Vitamin D tablets and pills (AP Photo/Mark Lennihan)
During President Trump’s bout with coronavirus, along with the treatment he was given – notably the antiviral drug Remdesivir and the experimental Regeneron antibody cocktail – he also took a handful of over the counter supplements, including Vitamin D.
There has been growing interest in the sunshine vitamin and mounting evidence that it could potentially play a role in protecting against COVID-19.
University of Pennsylvania Nutrition Researcher (and UL graduate) Ronan Lordan recently helped pen a COVID-19 review, on the link between inflammation and how good nutrition may help to reduce it. He says the nutrients we do or don’t get, could play a role in how the immune system responds to COVID-19. But Lordan cautions that more research is still needed. Confirming that link, he says, is not the priority at the moment.
“The main scientists that are out there, like Dr. [Anthony] Fauci, they're not giving a whole lot of credence to this right now. And the reason is because we need to focus on vaccines and the preventatives that we know work, like washing your hands, social distancing and so on,” said Lordan. “For scientists of course, this is a really interesting rabbit hole to go down because it's cheap and could be effective.”
There is burgeoning research out of the University of Chicago on a potential link between Vitamin D deficiency and worse COVID-19 outcomes.
Dr. David Meltzer, chief of hospital medicine for the the University of Chicago who authored the study, said he and his colleagues looked at the records of patients coming into the hospital for COVID-19 tests to see if there was a correlation.

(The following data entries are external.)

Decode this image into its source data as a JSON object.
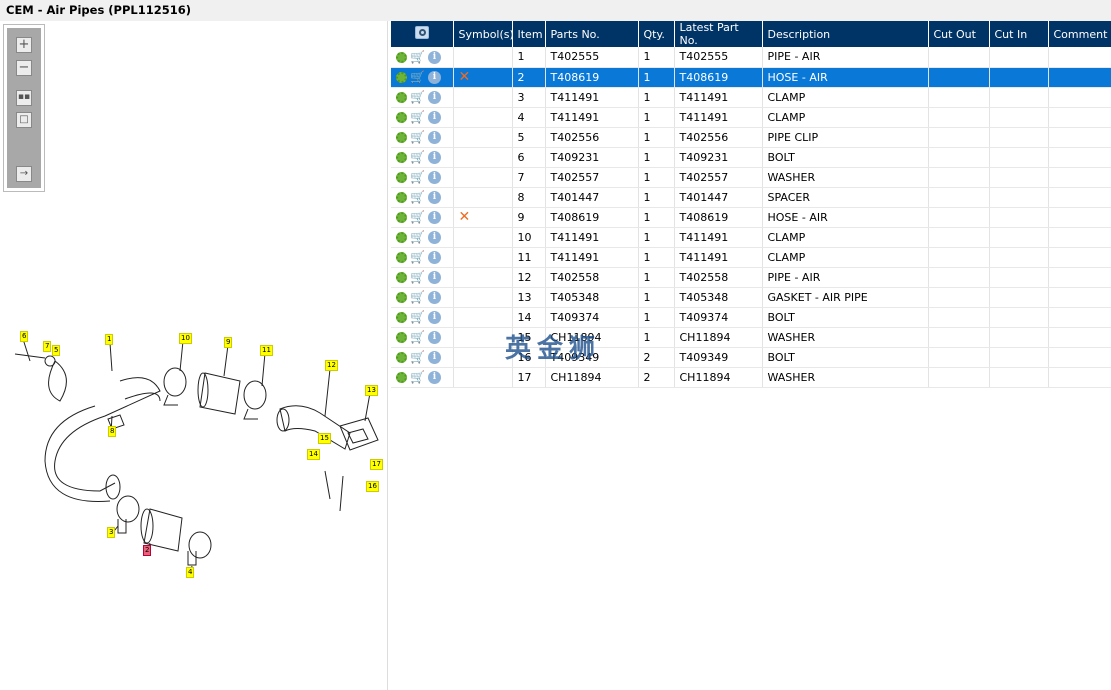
{
  "title": "CEM - Air Pipes (PPL112516)",
  "toolbar": {
    "items": [
      "zoom-in",
      "zoom-out",
      "fit-all",
      "actual-size",
      "export-list"
    ]
  },
  "table": {
    "columns": [
      "",
      "Symbol(s)",
      "Item",
      "Parts No.",
      "Qty.",
      "Latest Part No.",
      "Description",
      "Cut Out",
      "Cut In",
      "Comment"
    ],
    "selected_row": 1,
    "rows": [
      {
        "symbol": "",
        "item": "1",
        "part": "T402555",
        "qty": "1",
        "latest": "T402555",
        "desc": "PIPE - AIR"
      },
      {
        "symbol": "✕",
        "item": "2",
        "part": "T408619",
        "qty": "1",
        "latest": "T408619",
        "desc": "HOSE - AIR"
      },
      {
        "symbol": "",
        "item": "3",
        "part": "T411491",
        "qty": "1",
        "latest": "T411491",
        "desc": "CLAMP"
      },
      {
        "symbol": "",
        "item": "4",
        "part": "T411491",
        "qty": "1",
        "latest": "T411491",
        "desc": "CLAMP"
      },
      {
        "symbol": "",
        "item": "5",
        "part": "T402556",
        "qty": "1",
        "latest": "T402556",
        "desc": "PIPE CLIP"
      },
      {
        "symbol": "",
        "item": "6",
        "part": "T409231",
        "qty": "1",
        "latest": "T409231",
        "desc": "BOLT"
      },
      {
        "symbol": "",
        "item": "7",
        "part": "T402557",
        "qty": "1",
        "latest": "T402557",
        "desc": "WASHER"
      },
      {
        "symbol": "",
        "item": "8",
        "part": "T401447",
        "qty": "1",
        "latest": "T401447",
        "desc": "SPACER"
      },
      {
        "symbol": "✕",
        "item": "9",
        "part": "T408619",
        "qty": "1",
        "latest": "T408619",
        "desc": "HOSE - AIR"
      },
      {
        "symbol": "",
        "item": "10",
        "part": "T411491",
        "qty": "1",
        "latest": "T411491",
        "desc": "CLAMP"
      },
      {
        "symbol": "",
        "item": "11",
        "part": "T411491",
        "qty": "1",
        "latest": "T411491",
        "desc": "CLAMP"
      },
      {
        "symbol": "",
        "item": "12",
        "part": "T402558",
        "qty": "1",
        "latest": "T402558",
        "desc": "PIPE - AIR"
      },
      {
        "symbol": "",
        "item": "13",
        "part": "T405348",
        "qty": "1",
        "latest": "T405348",
        "desc": "GASKET - AIR PIPE"
      },
      {
        "symbol": "",
        "item": "14",
        "part": "T409374",
        "qty": "1",
        "latest": "T409374",
        "desc": "BOLT"
      },
      {
        "symbol": "",
        "item": "15",
        "part": "CH11894",
        "qty": "1",
        "latest": "CH11894",
        "desc": "WASHER"
      },
      {
        "symbol": "",
        "item": "16",
        "part": "T409349",
        "qty": "2",
        "latest": "T409349",
        "desc": "BOLT"
      },
      {
        "symbol": "",
        "item": "17",
        "part": "CH11894",
        "qty": "2",
        "latest": "CH11894",
        "desc": "WASHER"
      }
    ]
  },
  "watermark": "英金狮",
  "diagram": {
    "callouts": [
      "6",
      "7",
      "5",
      "1",
      "10",
      "9",
      "11",
      "12",
      "13",
      "15",
      "14",
      "17",
      "16",
      "8",
      "3",
      "2",
      "4"
    ],
    "highlighted": "2",
    "highlight_color": "#e8607a"
  },
  "colors": {
    "header": "#003366",
    "selected": "#0a78d7",
    "symbol": "#f06a22"
  }
}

“What I discovered is that, controlling for race and body weight and comorbidities,” Meltzer said. “That patients who were Vitamin D deficient had a 77% increase in the likelihood of testing positive for COVID if they were Vitamin D deficient.”
Meltzer believes his work supports previous research done showing that Vitamin D can be protective against respiratory illnesses. He says Vitamin D can control genes that influence the immune system, strengthening its ability to fight against pathogens it has never seen before.
“It also has been shown to play a role in adaptive immunity, which is your ability to mount an enhanced immune response when you're exposed again to something you have seen before then or in response to a pathogen. And then finally, Vitamin D has been shown to play a role in immunomodulation, which is preventing the immune system from becoming hyperactive,” said Meltzer.
Meltzer is referring to a hallmark of COVID-19 illnesses, the “cytokine storm,” or a similar type of overreaction of the immune system known to cause extensive inflammation, which can damage the lungs and other organs.